Carta de um espírito singular




Meu querido amigo, que não cheguei nunca a encontrar em vida, nem conhecer,

Sou um destes espíritos singulares que, recebendo a notícia de todo o seu interesse e mesmo da sua obsessão pela vida para além da morte, foi subitamente tomado de compaixão e decidiu escrever-lhe.

O esforço de escrever é porém tão contrário à minha natureza actualmente difusa que esta missiva terá de ser muito breve. Nem poderá você alguma vez publicá-la - e as razões para esta proibição tornar-se-ão imediatamente evidentes.

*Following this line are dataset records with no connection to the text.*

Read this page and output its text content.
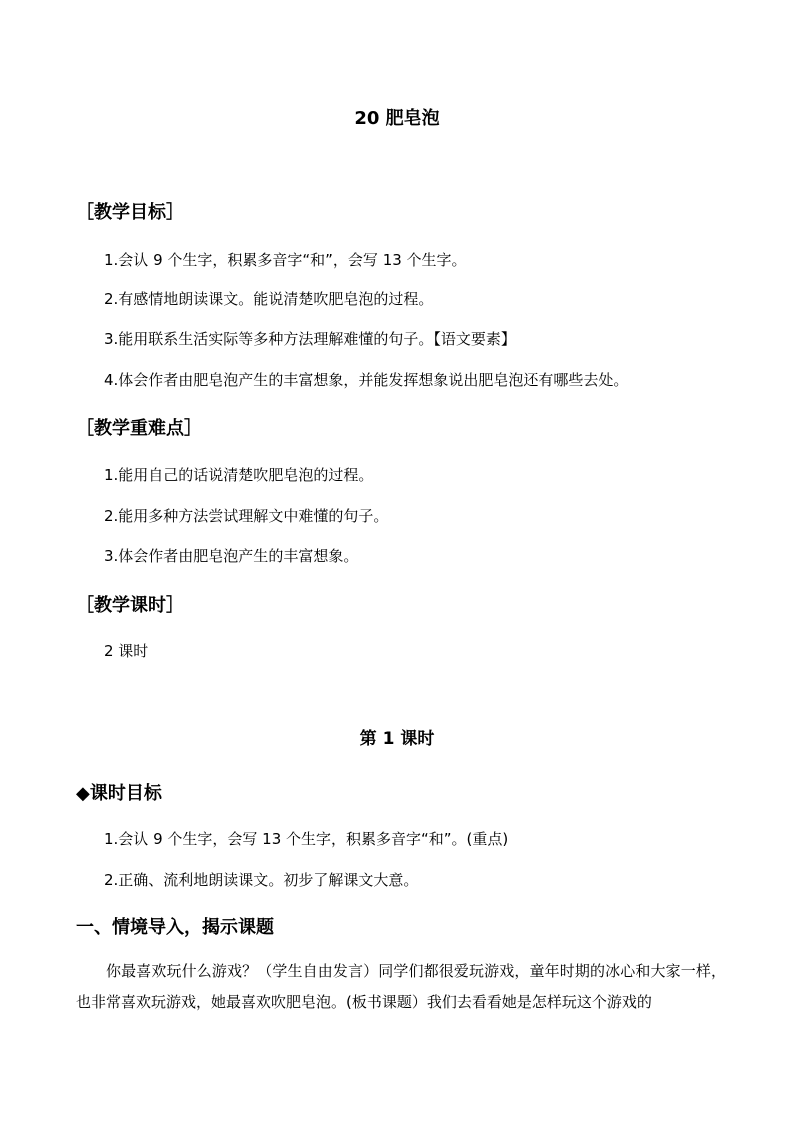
20 肥皂泡
［教学目标］
1.会认 9 个生字，积累多音字“和”，会写 13 个生字。
2.有感情地朗读课文。能说清楚吹肥皂泡的过程。
3.能用联系生活实际等多种方法理解难懂的句子。【语文要素】
4.体会作者由肥皂泡产生的丰富想象，并能发挥想象说出肥皂泡还有哪些去处。
［教学重难点］
1.能用自己的话说清楚吹肥皂泡的过程。
2.能用多种方法尝试理解文中难懂的句子。
3.体会作者由肥皂泡产生的丰富想象。
［教学课时］
2 课时
第 1 课时
◆课时目标
1.会认 9 个生字，会写 13 个生字，积累多音字“和”。(重点)
2.正确、流利地朗读课文。初步了解课文大意。
一、情境导入，揭示课题
你最喜欢玩什么游戏？（学生自由发言）同学们都很爱玩游戏，童年时期的冰心和大家一样，也非常喜欢玩游戏，她最喜欢吹肥皂泡。(板书课题）我们去看看她是怎样玩这个游戏的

Em primeiro lugar, fique sabendo que morrer é a melhor coisa que existe, ainda que se morra no maior e no mais terrível sofrimento. Ainda que lhe cortem os braços e as pernas, um a um, e o deixem de olhos abertos e alerta enquanto o façam, morrer há-de ser uma alegria extrema e com uma qualidade inigualável.
 
Você não sabe, mas, comparada com a morte, a vida é um apertado colete de forças, uma rede de angústias e uma lenta e dolorosa intoxicação da alma e do corpo. Contra todas as aparências, os opiómanos, os cocainómanos e os alcoólicos são os que menos se intoxicam, afinal. Porque entre os vivos são aqueles que de mais perto experimentam a bela sensação da morte, esta indescritível viagem. É por isso que eles sofrem tanto para se pôr de novo em pé, quando se levantam do seu íntimo e invisível sobrevoo. Mas a diferença é que, para a morte, não há acordar. A morte é, enfim, a perfeita plenitude.

Como lhe hei-de explicar, meu querido amigo? A morte é só uma infinita diluição, como ser muito menos que uma gota de água, talvez ainda menos que uma partícula. Você talvez não saiba, mas é tão bom participar como um quase nada na ampla corrente veloz e sempiterna. Imagine que você se dilui, como um feixe de pequenas sementes num campo de flores. A morte é só um sobrevoo absoluto e infinito, como uma expansão abstracta sem intervalo.

Adeus.

Regresso à minha qualidade ínfima e volátil, que não admite palavras e muito menos um nome próprio.